Wednesday, June 24, 2009
President Obama's Prescription for America Pacemaker Question
The Disease Management Care Blog just finished watching ABC News Primetime's Prescription for America. It is impressed. With all the things Presidents do plus worrying about financial reform, turmoil in Iran, missles in Korea and the split between John and Kate, Mr. Obama did a remarkable job of navigating around all the issues without any major gaffes.
However, he stumbled over the pacemaker question from Jane Sturm. Recall she's the woman with the centenarian mother who was the exception to the rule that expenses - like '$30,000' pacemakers - are needlessly wasted on persons in their last year of life. The good news for momma Sturm is that she is doing well enough to sit outside and chat with her daughter in the summer sun 5 years later, even if she is wearing a transcendentally false wig. Jane was afraid that Mr. Obama was promoting a health care system that would withhold such life saving treatment in the face of someone still having a certain spirit and a quality of life.
Mr. Obama didn't really deny it. The DMCB can't find a transcript of the encounter yet, but the President vaguely discussed the need to rationalize end of life care and specifically said that judgments based on 'spirit' would be too 'subjective.' There was also a nod to the decision-making being something best left to doctors and patients.
First, some background. A pacemaker is a battery powered device that is placed under the skin next to the collarbone. Under that area is a large vein. It is through that vein that one or more wires from the pacemaker is threaded, which follow the course of the vein toward the heart. The end of that wire is stuck into the inside of the heart muscle. An intermittent current goes from the pacemaker pack through the wire and mildly stimulates/shocks the heart muscle in a regular basis that causes it to contract. If the heart muscle is beating too slow because the normal signals that intrinsically govern the heart rhythm are disordered, the pacemaker can override the problem with the electric shocks that cause the heart to contract on a more regular basis. Pacers can also treat other types of rhythm disturbances including fibrillation (that type is pictured above). Heart rhythm problems are common among the elderly and pacemakers can make the difference between a person prone to regularly passing out, falling or being dizzy versus a person that is able to lead a normal life. There are many different types of pacemakers
It turns out that evidence-based guidelines are readily available to physicians who are considering a pacemaker. The DMCB looked at the document and cannot find any statement that supports the notion that age is a sole criterion on the decision to put in a pacemaker.

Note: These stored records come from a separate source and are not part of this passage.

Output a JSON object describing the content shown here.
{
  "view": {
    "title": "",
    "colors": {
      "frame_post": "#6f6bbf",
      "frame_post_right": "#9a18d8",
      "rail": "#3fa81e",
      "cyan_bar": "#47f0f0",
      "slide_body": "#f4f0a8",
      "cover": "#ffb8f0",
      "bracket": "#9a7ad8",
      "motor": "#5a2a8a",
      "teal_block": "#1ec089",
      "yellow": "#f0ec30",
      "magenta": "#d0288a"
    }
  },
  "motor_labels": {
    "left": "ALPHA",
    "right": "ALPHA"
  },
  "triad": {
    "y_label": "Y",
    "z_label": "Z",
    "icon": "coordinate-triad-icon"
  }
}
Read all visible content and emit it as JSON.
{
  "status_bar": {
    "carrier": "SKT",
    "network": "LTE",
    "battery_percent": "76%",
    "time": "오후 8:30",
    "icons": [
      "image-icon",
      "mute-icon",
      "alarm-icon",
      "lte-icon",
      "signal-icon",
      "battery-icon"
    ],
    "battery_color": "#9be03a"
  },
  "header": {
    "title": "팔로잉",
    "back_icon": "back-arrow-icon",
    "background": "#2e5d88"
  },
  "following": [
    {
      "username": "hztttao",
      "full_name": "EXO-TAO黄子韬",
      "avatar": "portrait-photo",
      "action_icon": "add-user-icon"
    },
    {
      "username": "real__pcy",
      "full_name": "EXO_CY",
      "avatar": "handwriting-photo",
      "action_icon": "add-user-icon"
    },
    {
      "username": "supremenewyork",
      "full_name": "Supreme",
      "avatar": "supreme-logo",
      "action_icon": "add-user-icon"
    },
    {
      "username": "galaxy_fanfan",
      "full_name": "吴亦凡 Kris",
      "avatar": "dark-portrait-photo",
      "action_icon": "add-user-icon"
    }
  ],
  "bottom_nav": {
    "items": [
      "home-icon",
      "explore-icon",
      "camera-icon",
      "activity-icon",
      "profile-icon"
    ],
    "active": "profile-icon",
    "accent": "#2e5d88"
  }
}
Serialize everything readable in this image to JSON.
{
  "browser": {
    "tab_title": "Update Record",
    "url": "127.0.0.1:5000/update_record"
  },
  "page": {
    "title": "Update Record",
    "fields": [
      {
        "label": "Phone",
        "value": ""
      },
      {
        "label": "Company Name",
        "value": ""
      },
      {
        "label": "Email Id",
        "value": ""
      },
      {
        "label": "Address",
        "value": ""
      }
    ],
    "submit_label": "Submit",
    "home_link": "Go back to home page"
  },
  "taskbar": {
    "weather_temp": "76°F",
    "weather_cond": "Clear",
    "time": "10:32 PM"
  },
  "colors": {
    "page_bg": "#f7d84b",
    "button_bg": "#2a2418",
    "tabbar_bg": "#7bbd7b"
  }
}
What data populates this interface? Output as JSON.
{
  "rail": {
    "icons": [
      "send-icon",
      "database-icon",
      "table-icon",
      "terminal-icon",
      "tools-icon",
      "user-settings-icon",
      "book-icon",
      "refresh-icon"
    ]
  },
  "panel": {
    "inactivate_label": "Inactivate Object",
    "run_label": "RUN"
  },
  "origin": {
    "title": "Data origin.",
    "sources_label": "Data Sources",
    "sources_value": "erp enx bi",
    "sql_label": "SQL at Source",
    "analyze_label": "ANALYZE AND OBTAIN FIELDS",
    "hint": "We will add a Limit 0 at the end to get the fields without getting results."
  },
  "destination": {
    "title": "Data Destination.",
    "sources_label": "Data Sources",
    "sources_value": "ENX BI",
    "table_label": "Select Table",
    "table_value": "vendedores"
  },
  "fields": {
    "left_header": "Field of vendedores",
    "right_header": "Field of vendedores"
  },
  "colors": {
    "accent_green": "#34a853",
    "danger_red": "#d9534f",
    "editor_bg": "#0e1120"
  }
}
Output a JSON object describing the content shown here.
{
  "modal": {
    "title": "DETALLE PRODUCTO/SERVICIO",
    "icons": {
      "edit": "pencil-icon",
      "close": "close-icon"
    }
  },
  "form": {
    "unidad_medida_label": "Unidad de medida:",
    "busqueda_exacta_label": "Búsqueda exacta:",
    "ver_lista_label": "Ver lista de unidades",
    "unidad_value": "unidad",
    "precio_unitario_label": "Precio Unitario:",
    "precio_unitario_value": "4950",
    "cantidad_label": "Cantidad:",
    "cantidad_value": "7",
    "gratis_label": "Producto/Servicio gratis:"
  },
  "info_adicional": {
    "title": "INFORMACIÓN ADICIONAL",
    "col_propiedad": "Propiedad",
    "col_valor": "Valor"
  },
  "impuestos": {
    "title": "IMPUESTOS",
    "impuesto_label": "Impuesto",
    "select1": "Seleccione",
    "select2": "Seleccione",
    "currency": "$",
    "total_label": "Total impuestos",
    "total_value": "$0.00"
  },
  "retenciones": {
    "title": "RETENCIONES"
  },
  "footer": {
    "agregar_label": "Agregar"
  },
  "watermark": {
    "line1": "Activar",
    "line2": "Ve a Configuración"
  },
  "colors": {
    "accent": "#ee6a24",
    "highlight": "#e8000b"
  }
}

In fact, there is one statement (about one type of pacer device) that says 'although survival after implantation is shorter among the elderly than among younger groups, survival is substantial, and age itself should not be the predominant consideration in the use of device-based therapy among the elderly' (italics from the DMCB). That being said, there is evidence that pacemakers can be overutilized.
1. ...thinks it's difficult for a layperson, even if he is a President, to navigate around the thorny complicated medical issue of putting in this kind of hardware in the elderly. He intuitively understood that saying that all Americans should never be denied a pacer would have been silly, but he also understood that saying always withholding pricey therapy in 100 year olds was also risky. He sought out a more nuanced answer and eventually landed on the doctor-patient relationship as the final element in the decision-making process. The DMCB suspects critics on both sides of the issue will be able to use the President's answer against him.
2. ...speculates, given the circumstances, that it was a physician who declined to OK the pacemaker and that the family decided to seek out a second opinion. The insurance company (and it was probably Medicare) played no role in the decision making process. The ready availability of guidelines should make this a non-issue because medical directors and practicing physicians would rarely if ever disagree here. Unlike 'life-saving' vs. 'experimental' or 'futile' cancer therapy battles, it is unlikely a 'denied pacemaker treatment' will even spill over into the evening news involving Medicare, a commerical insurer or a even public option plan.
3. ...points out, last but not least, the 'system' worked, didn't it? The pacer was initially denied, the patient's family appealed and they eventually prevailed. Mr. Obama has pointed out that there are areas in the health care system that work well. He has repeatedly stated that he wants to keep what is right and fix what is wrong. Well, this is one area that turned out right. Mrs. Sturm need not worry about it and the President can confidently know that there is evidence that can govern this part of the healthcare system where ageism isn't an issue.